Needless to say, THE CITY AND THE MOUNTAINS is not plot-driven. What distinguishes it - indeed, its raison d'être - is its satire of late 19th-Century civilization and its intellectual and technological achievements, especially as grandiloquently paraded in Paris. At the beginning of the novel, the satire is very light in tone, but gradually it takes on more and more venom so that by the end it has become full-blown mockery. There is much humor and acute observation of society, especially bourgeois pretensions and sycophancy.

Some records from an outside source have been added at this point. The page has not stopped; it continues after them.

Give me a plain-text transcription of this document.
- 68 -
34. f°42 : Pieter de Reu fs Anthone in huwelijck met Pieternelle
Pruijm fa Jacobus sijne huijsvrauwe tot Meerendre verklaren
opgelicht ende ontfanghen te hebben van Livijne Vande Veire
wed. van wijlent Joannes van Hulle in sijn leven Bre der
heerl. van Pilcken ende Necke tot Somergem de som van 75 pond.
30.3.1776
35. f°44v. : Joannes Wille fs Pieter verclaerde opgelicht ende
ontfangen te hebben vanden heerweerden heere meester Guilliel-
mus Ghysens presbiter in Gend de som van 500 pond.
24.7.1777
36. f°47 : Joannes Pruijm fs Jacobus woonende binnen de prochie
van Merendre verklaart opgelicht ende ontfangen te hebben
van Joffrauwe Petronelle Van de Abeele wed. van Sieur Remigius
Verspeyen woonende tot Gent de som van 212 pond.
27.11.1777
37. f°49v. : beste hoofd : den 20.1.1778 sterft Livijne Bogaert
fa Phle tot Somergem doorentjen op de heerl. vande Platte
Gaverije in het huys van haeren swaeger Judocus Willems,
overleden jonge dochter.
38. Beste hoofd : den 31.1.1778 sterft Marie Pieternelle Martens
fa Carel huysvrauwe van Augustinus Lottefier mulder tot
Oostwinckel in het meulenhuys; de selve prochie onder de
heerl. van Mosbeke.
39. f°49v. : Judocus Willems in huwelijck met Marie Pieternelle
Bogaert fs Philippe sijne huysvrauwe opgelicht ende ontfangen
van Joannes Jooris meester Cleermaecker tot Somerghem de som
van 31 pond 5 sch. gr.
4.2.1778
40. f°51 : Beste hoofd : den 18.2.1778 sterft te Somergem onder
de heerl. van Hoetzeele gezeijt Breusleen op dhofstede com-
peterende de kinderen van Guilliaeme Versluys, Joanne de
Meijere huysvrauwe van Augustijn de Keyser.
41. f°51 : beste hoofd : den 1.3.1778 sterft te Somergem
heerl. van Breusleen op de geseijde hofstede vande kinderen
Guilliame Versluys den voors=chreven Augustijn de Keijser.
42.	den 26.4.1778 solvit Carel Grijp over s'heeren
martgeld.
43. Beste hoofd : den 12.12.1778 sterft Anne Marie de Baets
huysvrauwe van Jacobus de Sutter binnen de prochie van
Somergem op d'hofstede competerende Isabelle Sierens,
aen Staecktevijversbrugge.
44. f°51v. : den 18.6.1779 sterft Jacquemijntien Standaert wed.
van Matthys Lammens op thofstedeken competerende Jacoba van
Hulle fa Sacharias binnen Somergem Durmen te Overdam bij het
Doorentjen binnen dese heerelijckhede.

There also is some bitter social commentary, the highpoint of which occurs when Zé Fernandes and Jacinto go to Montmarte, where the Basilica of Sacré Coeur is being constructed. They look down on Paris, the "City" of the title and the zenith of Civilization and Progress, and Zé Fernandes waxes philosophical. An excerpt:
"From this terrace, * * * we have a clear view of the dismal houses where the populace remains weighed down by that ancient opprobrium from which neither religions or philosophies or morality, nor their own brute strength, will ever be able to free them! There they lie, scattered about the City, like some kind of vile human manure. The centuries roll by, and the same immutable rags cover their bodies, and beneath those rags, through the long day, the men will labor and the women will weep. And the wealth of the City, dear Prince, is built on the labor and tears of the poor."
Rather remarkable writing from a man who is reputed to have been somewhat of a dandy and a gourmet, but then THE CITY AND THE MOUNTAIN was written at the very end of Eça's life. In fact, he died before he had fully revised the proofs of the novel. All in all, I found THE CITY AND THE MOUNTAIN to contain some brilliant writing, especially when depicting the vacuity of bourgeois life in Paris, but ultimately the story is too heavy-handed and the breezy style eventually became wearisome. The novel is worth reading as an example of its time, but to my mind it is not a classic.